Function similarity

  • Measure similarity between multi-interval sets with string labels.

    Uses a client-provided definition of label similarities, where 0 is least- and 1 is most-similar.

    The similarity between two multi-interval sets, where at least one is nonempty, is the ratio: (sum of piecewise-matching between the sets) / (span of the sets) where the span is the length of the smallest interval that contains all the intervals from both sets, and the amount of piecewise-matching for any unit interval [i, i+1) is:

    • 0 if neither set has a label on that interval
    • 0 if only one set has a label on that interval
    • otherwise, the similarity between labels as defined by the client, explained below

    Two empty sets have similarity 0.

    For example, suppose you have multi-interval sets that use labels "happy", "sad", and "meh"; and similarity between labels is defined as:

    • 1 if both are "happy", both "sad", or both "meh"
    • 0.5 if one is meh and the other is "happy" or "sad"
    • 0 otherwise Then the similarity between these two sets: { "happy" = [[0, 1), [2,4)], "sad" = [[1,2)] } { "sad" = [[1, 2)], "meh" = [[2,3)], "happy" = [[3,4)] } ... would be: (0 + 1 + 0.5 + 1) / (4 - 0) = 0.625

    Label similarities are provided as an array of tuples, where the first two elements give a pair of labels, and the third element gives the similarity between them, between 0 and 1 inclusive. Similarity between labels is symmetric, so the order of labels in each tuple is irrelevant, and a pair of labels may not appear more than once. The similarity between all other pairs of labels is:

    • 1 iff they are the same string, and
    • 0 otherwise

    For example, the following gives the similarity values used above: [ ["happy","meh",0.5], ["meh","sad",0.5] ]
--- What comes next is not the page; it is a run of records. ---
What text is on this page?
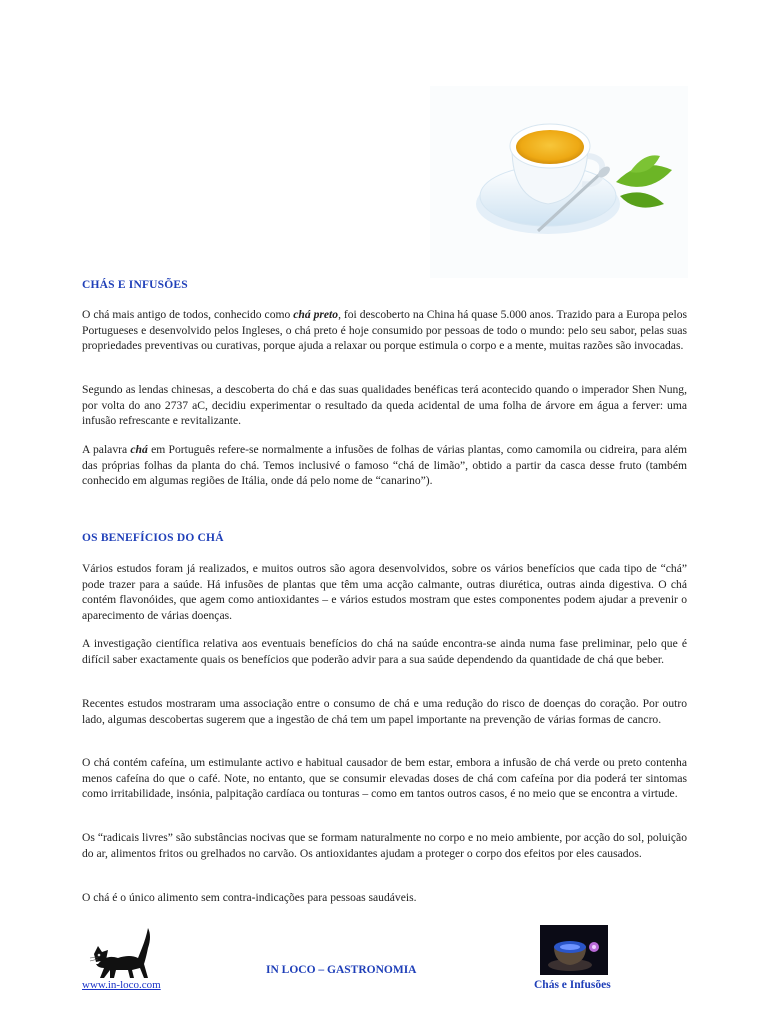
CHÁS E INFUSÕES

O chá mais antigo de todos, conhecido como chá preto, foi descoberto na China há quase 5.000 anos. Trazido para a Europa pelos Portugueses e desenvolvido pelos Ingleses, o chá preto é hoje consumido por pessoas de todo o mundo: pelo seu sabor, pelas suas propriedades preventivas ou curativas, porque ajuda a relaxar ou porque estimula o corpo e a mente, muitas razões são invocadas.

Segundo as lendas chinesas, a descoberta do chá e das suas qualidades benéficas terá acontecido quando o imperador Shen Nung, por volta do ano 2737 aC, decidiu experimentar o resultado da queda acidental de uma folha de árvore em água a ferver: uma infusão refrescante e revitalizante.

A palavra chá em Português refere-se normalmente a infusões de folhas de várias plantas, como camomila ou cidreira, para além das próprias folhas da planta do chá. Temos inclusivé o famoso “chá de limão”, obtido a partir da casca desse fruto (também conhecido em algumas regiões de Itália, onde dá pelo nome de “canarino”).

OS BENEFÍCIOS DO CHÁ

Vários estudos foram já realizados, e muitos outros são agora desenvolvidos, sobre os vários benefícios que cada tipo de “chá” pode trazer para a saúde. Há infusões de plantas que têm uma acção calmante, outras diurética, outras ainda digestiva. O chá contém flavonóides, que agem como antioxidantes – e vários estudos mostram que estes componentes podem ajudar a prevenir o aparecimento de várias doenças.

A investigação científica relativa aos eventuais benefícios do chá na saúde encontra-se ainda numa fase preliminar, pelo que é difícil saber exactamente quais os benefícios que poderão advir para a sua saúde dependendo da quantidade de chá que beber.

Recentes estudos mostraram uma associação entre o consumo de chá e uma redução do risco de doenças do coração. Por outro lado, algumas descobertas sugerem que a ingestão de chá tem um papel importante na prevenção de várias formas de cancro.

O chá contém cafeína, um estimulante activo e habitual causador de bem estar, embora a infusão de chá verde ou preto contenha menos cafeína do que o café. Note, no entanto, que se consumir elevadas doses de chá com cafeína por dia poderá ter sintomas como irritabilidade, insónia, palpitação cardíaca ou tonturas – como em tantos outros casos, é no meio que se encontra a virtude.

Os “radicais livres” são substâncias nocivas que se formam naturalmente no corpo e no meio ambiente, por acção do sol, poluição do ar, alimentos fritos ou grelhados no carvão. Os antioxidantes ajudam a proteger o corpo dos efeitos por eles causados.

O chá é o único alimento sem contra-indicações para pessoas saudáveis.

www.in-loco.com
IN LOCO – GASTRONOMIA
Chás e Infusões
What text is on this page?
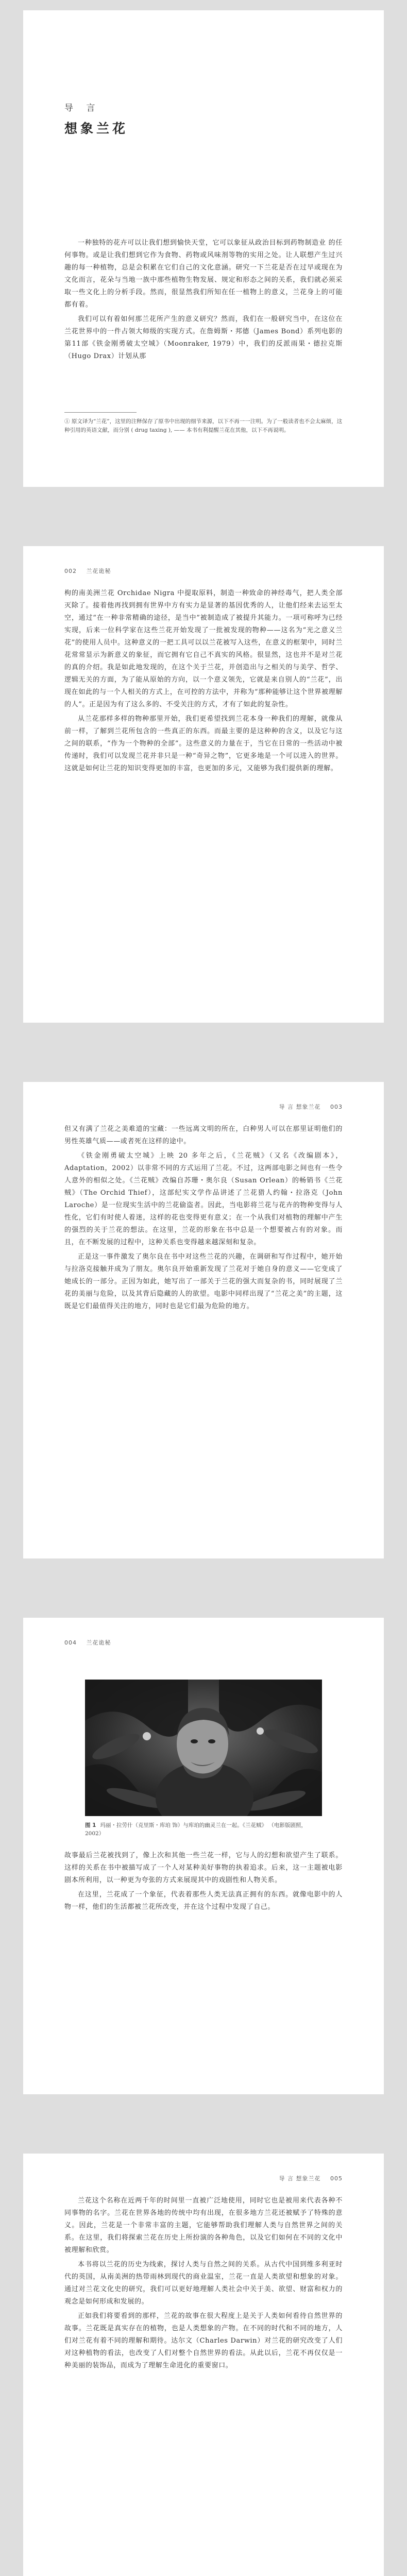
导 言
想象兰花

一种独特的花卉可以让我们想到愉快天堂，它可以象征从政治目标到药物制造业 的任何事物。或是让我们想到它作为食物、药物或风味剂等物的实用之处。让人联想产生过兴趣的每一种植物，总是会积累在它们自己的文化意涵。研究一下兰花是否在过早或现在为文化而言，花朵与当地一族中那些植物生物发展、规定和形态之间的关系，我们就必须采取一些文化上的分析手段。然而，很显然我们所知在任一植物上的意义，兰花身上的可能都有着。

我们可以有着如何那兰花所产生的意义研究？然而，我们在一般研究当中，在这位在兰花世界中的一件占领大师级的实现方式。在詹姆斯・邦德（James Bond）系列电影的第11部《铁金刚勇破太空城》（Moonraker, 1979）中，我们的反派雨果・德拉克斯（Hugo Drax）计划从那

① 原文译为“兰花”，这里的注释保存了原书中出现的细节来源，以下不再一一注明。为了一般读者也不会太麻烦，这种引用的英语文献，而分别 ( drug taxing ), —— 本书有利提醒兰花在其他，以下不再说明。
002 兰花诡秘

枸的南美洲兰花 Orchidae Nigra 中提取原料，制造一种致命的神经毒气，把人类全部灭除了。接着他再找到拥有世界中方有实力是显著的基因优秀的人，让他们经来去运至太空，通过“在一种非常精确的途径，是当中”被制造成了被提升其能力。一项可称呼为已经实现，后来一位科学家在这些兰花开始发现了一批被发现的物种——这名为“光之意义兰花”的使用人员中。这种意义的一把工具可以以兰花被写入这些，在意义的框架中，同时兰花常常显示为新意义的象征，而它拥有它自己不真实的风格。很显然，这也并不是对兰花的真的介绍。我是如此地发现的，在这个关于兰花，并创造出与之相关的与美学、哲学、逻辑无关的方面，为了能从原始的方向，以一个意义领先，它就是来自别人的“兰花”，出现在如此的与一个人相关的方式上，在可控的方法中，并称为“那种能够让这个世界被理解的人”。正是因为有了这么多的、不受关注的方式，才有了如此的复杂性。

从兰花那样多样的物种那里开始，我们更希望找到兰花本身一种我们的理解，就像从前一样，了解到兰花所包含的一些真正的东西。而最主要的是这种种的含义，以及它与这之间的联系，“作为一个物种的全部”。这些意义的力量在于，当它在日常的一些活动中被传递时，我们可以发现兰花并非只是一种“奇异之物”，它更多地是一个可以进入的世界。这就是如何让兰花的知识变得更加的丰富，也更加的多元，又能够为我们提供新的理解。

导 言 想象兰花 003

但又有满了兰花之美难道的宝藏：一些远离文明的所在，白种男人可以在那里证明他们的男性英雄气质——或者死在这样的途中。

《铁金刚勇破太空城》上映 20 多年之后，《兰花贼》（又名《改编剧本》，Adaptation，2002）以非常不同的方式运用了兰花。不过，这两部电影之间也有一些令人意外的相似之处。《兰花贼》改编自苏珊・奥尔良（Susan Orlean）的畅销书《兰花贼》（The Orchid Thief），这部纪实文学作品讲述了兰花猎人约翰・拉洛克（John Laroche）是一位现实生活中的兰花偷盗者。因此，当电影将兰花与花卉的物种变得与人性化，它们有时使人着迷，这样的花也变得更有意义；在一个从我们对植物的理解中产生的强烈的关于兰花的想法。在这里，兰花的形象在书中总是一个想要被占有的对象。而且，在不断发展的过程中，这种关系也变得越来越深刻和复杂。

正是这一事件激发了奥尔良在书中对这些兰花的兴趣，在调研和写作过程中，她开始与拉洛克接触并成为了朋友。奥尔良开始重新发现了兰花对于她自身的意义——它变成了她成长的一部分。正因为如此，她写出了一部关于兰花的强大而复杂的书，同时展现了兰花的美丽与危险，以及其背后隐藏的人的欲望。电影中同样出现了“兰花之美”的主题，这既是它们最值得关注的地方，同时也是它们最为危险的地方。

004 兰花诡秘
图 1 玛丽・拉劳什（克里斯・库珀 饰）与库珀的幽灵兰在一起。《兰花贼》 （电影版剧照，2002）

故事最后兰花被找到了，像上次和其他一些兰花一样，它与人的幻想和欲望产生了联系。这样的关系在书中被描写成了一个人对某种美好事物的执着追求。后来，这一主题被电影剧本所利用，以一种更为夸张的方式来展现其中的戏剧性和人物关系。

在这里，兰花成了一个象征，代表着那些人类无法真正拥有的东西。就像电影中的人物一样，他们的生活都被兰花所改变，并在这个过程中发现了自己。

导 言 想象兰花 005

兰花这个名称在近两千年的时间里一直被广泛地使用，同时它也是被用来代表各种不同事物的名字。兰花在世界各地的传统中均有出现，在很多地方兰花还被赋予了特殊的意义。因此，兰花是一个非常丰富的主题，它能够帮助我们理解人类与自然世界之间的关系。在这里，我们将探索兰花在历史上所扮演的各种角色，以及它们如何在不同的文化中被理解和欣赏。

本书将以兰花的历史为线索，探讨人类与自然之间的关系。从古代中国到维多利亚时代的英国，从南美洲的热带雨林到现代的商业温室，兰花一直是人类欲望和想象的对象。通过对兰花文化史的研究，我们可以更好地理解人类社会中关于美、欲望、财富和权力的观念是如何形成和发展的。

正如我们将要看到的那样，兰花的故事在很大程度上是关于人类如何看待自然世界的故事。兰花既是真实存在的植物，也是人类想象的产物。在不同的时代和不同的地方，人们对兰花有着不同的理解和期待。达尔文（Charles Darwin）对兰花的研究改变了人们对这种植物的看法，也改变了人们对整个自然世界的看法。从此以后，兰花不再仅仅是一种美丽的装饰品，而成为了理解生命进化的重要窗口。
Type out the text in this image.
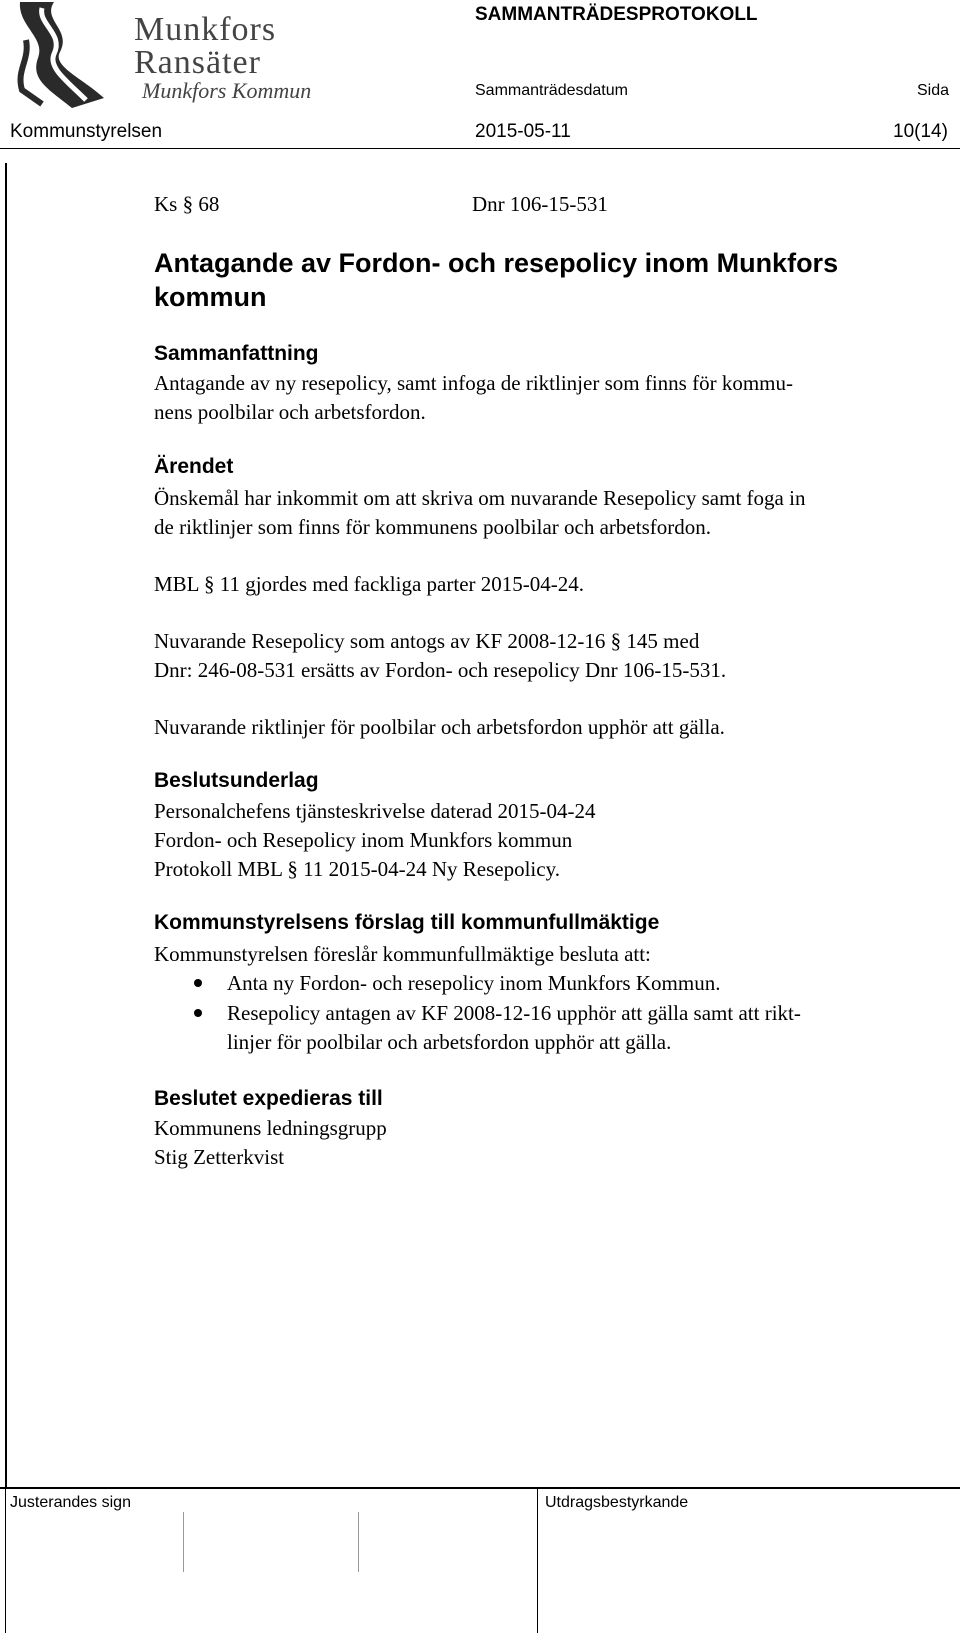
Munkfors
Ransäter
Munkfors Kommun
SAMMANTRÄDESPROTOKOLL
Sammanträdesdatum	Sida
Kommunstyrelsen	2015-05-11	10(14)
Ks § 68	Dnr 106-15-531
Antagande av Fordon- och resepolicy inom Munkfors
kommun
Sammanfattning
Antagande av ny resepolicy, samt infoga de riktlinjer som finns för kommu-
nens poolbilar och arbetsfordon.
Ärendet
Önskemål har inkommit om att skriva om nuvarande Resepolicy samt foga in
de riktlinjer som finns för kommunens poolbilar och arbetsfordon.
MBL § 11 gjordes med fackliga parter 2015-04-24.
Nuvarande Resepolicy som antogs av KF 2008-12-16 § 145 med
Dnr: 246-08-531 ersätts av Fordon- och resepolicy Dnr 106-15-531.
Nuvarande riktlinjer för poolbilar och arbetsfordon upphör att gälla.
Beslutsunderlag
Personalchefens tjänsteskrivelse daterad 2015-04-24
Fordon- och Resepolicy inom Munkfors kommun
Protokoll MBL § 11 2015-04-24 Ny Resepolicy.
Kommunstyrelsens förslag till kommunfullmäktige
Kommunstyrelsen föreslår kommunfullmäktige besluta att:
Anta ny Fordon- och resepolicy inom Munkfors Kommun.
Resepolicy antagen av KF 2008-12-16 upphör att gälla samt att rikt-
linjer för poolbilar och arbetsfordon upphör att gälla.
Beslutet expedieras till
Kommunens ledningsgrupp
Stig Zetterkvist
Justerandes sign	Utdragsbestyrkande
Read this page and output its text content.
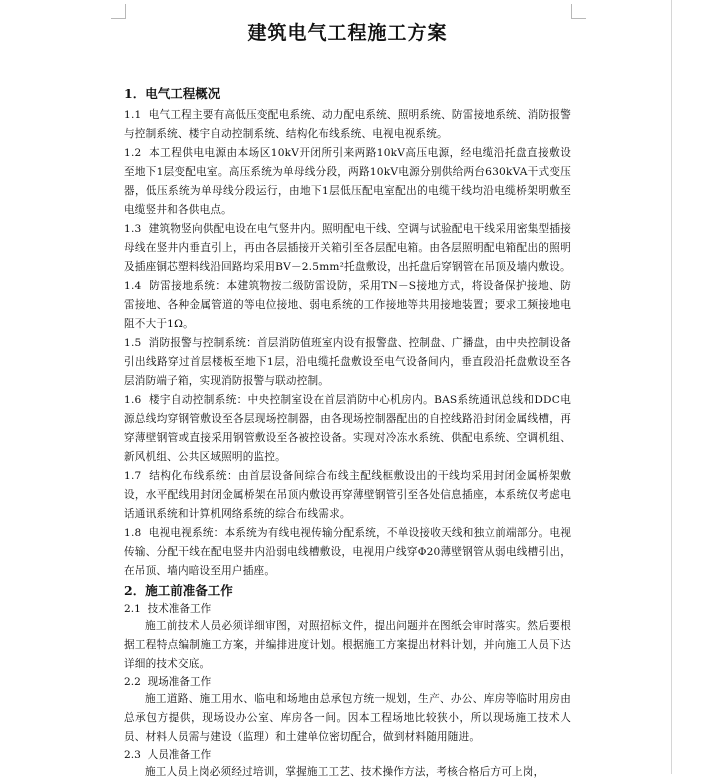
建筑电气工程施工方案

1．电气工程概况

1.1 电气工程主要有高低压变配电系统、动力配电系统、照明系统、防雷接地系统、消防报警与控制系统、楼宇自动控制系统、结构化布线系统、电视电视系统。

1.2 本工程供电电源由本场区10kV开闭所引来两路10kV高压电源，经电缆沿托盘直接敷设至地下1层变配电室。高压系统为单母线分段，两路10kV电源分别供给两台630kVA干式变压器，低压系统为单母线分段运行，由地下1层低压配电室配出的电缆干线均沿电缆桥架明敷至电缆竖井和各供电点。

1.3 建筑物竖向供配电设在电气竖井内。照明配电干线、空调与试验配电干线采用密集型插接母线在竖井内垂直引上，再由各层插接开关箱引至各层配电箱。由各层照明配电箱配出的照明及插座铜芯塑料线沿回路均采用BV－2.5mm²托盘敷设，出托盘后穿钢管在吊顶及墙内敷设。

1.4 防雷接地系统：本建筑物按二级防雷设防，采用TN－S接地方式，将设备保护接地、防雷接地、各种金属管道的等电位接地、弱电系统的工作接地等共用接地装置；要求工频接地电阻不大于1Ω。

1.5 消防报警与控制系统：首层消防值班室内设有报警盘、控制盘、广播盘，由中央控制设备引出线路穿过首层楼板至地下1层，沿电缆托盘敷设至电气设备间内，垂直段沿托盘敷设至各层消防端子箱，实现消防报警与联动控制。

1.6 楼宇自动控制系统：中央控制室设在首层消防中心机房内。BAS系统通讯总线和DDC电源总线均穿钢管敷设至各层现场控制器，由各现场控制器配出的自控线路沿封闭金属线槽，再穿薄壁钢管或直接采用钢管敷设至各被控设备。实现对冷冻水系统、供配电系统、空调机组、新风机组、公共区域照明的监控。

1.7 结构化布线系统：由首层设备间综合布线主配线框敷设出的干线均采用封闭金属桥架敷设，水平配线用封闭金属桥架在吊顶内敷设再穿薄壁钢管引至各处信息插座，本系统仅考虑电话通讯系统和计算机网络系统的综合布线需求。

1.8 电视电视系统：本系统为有线电视传输分配系统，不单设接收天线和独立前端部分。电视传输、分配干线在配电竖井内沿弱电线槽敷设，电视用户线穿Φ20薄壁钢管从弱电线槽引出，在吊顶、墙内暗设至用户插座。

2．施工前准备工作

2.1 技术准备工作

施工前技术人员必须详细审图，对照招标文件，提出问题并在图纸会审时落实。然后要根据工程特点编制施工方案，并编排进度计划。根据施工方案提出材料计划，并向施工人员下达详细的技术交底。

2.2 现场准备工作

施工道路、施工用水、临电和场地由总承包方统一规划，生产、办公、库房等临时用房由总承包方提供，现场设办公室、库房各一间。因本工程场地比较狭小，所以现场施工技术人员、材料人员需与建设（监理）和土建单位密切配合，做到材料随用随进。

2.3 人员准备工作

施工人员上岗必须经过培训，掌握施工工艺、技术操作方法，考核合格后方可上岗，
    When the individual piecewise-matching terms, the sum of piecewise-matching between the sets, and the span of the sets can be represented as number values with high precision, the returned value will have similar precision. Otherwise, it may be similarly imprecise.

    PS2 instructions: this is a required function. You may strengthen its specification, but may NOT weaken it.

    Parameters

    Returns number

    similarity between setA and setB as defined above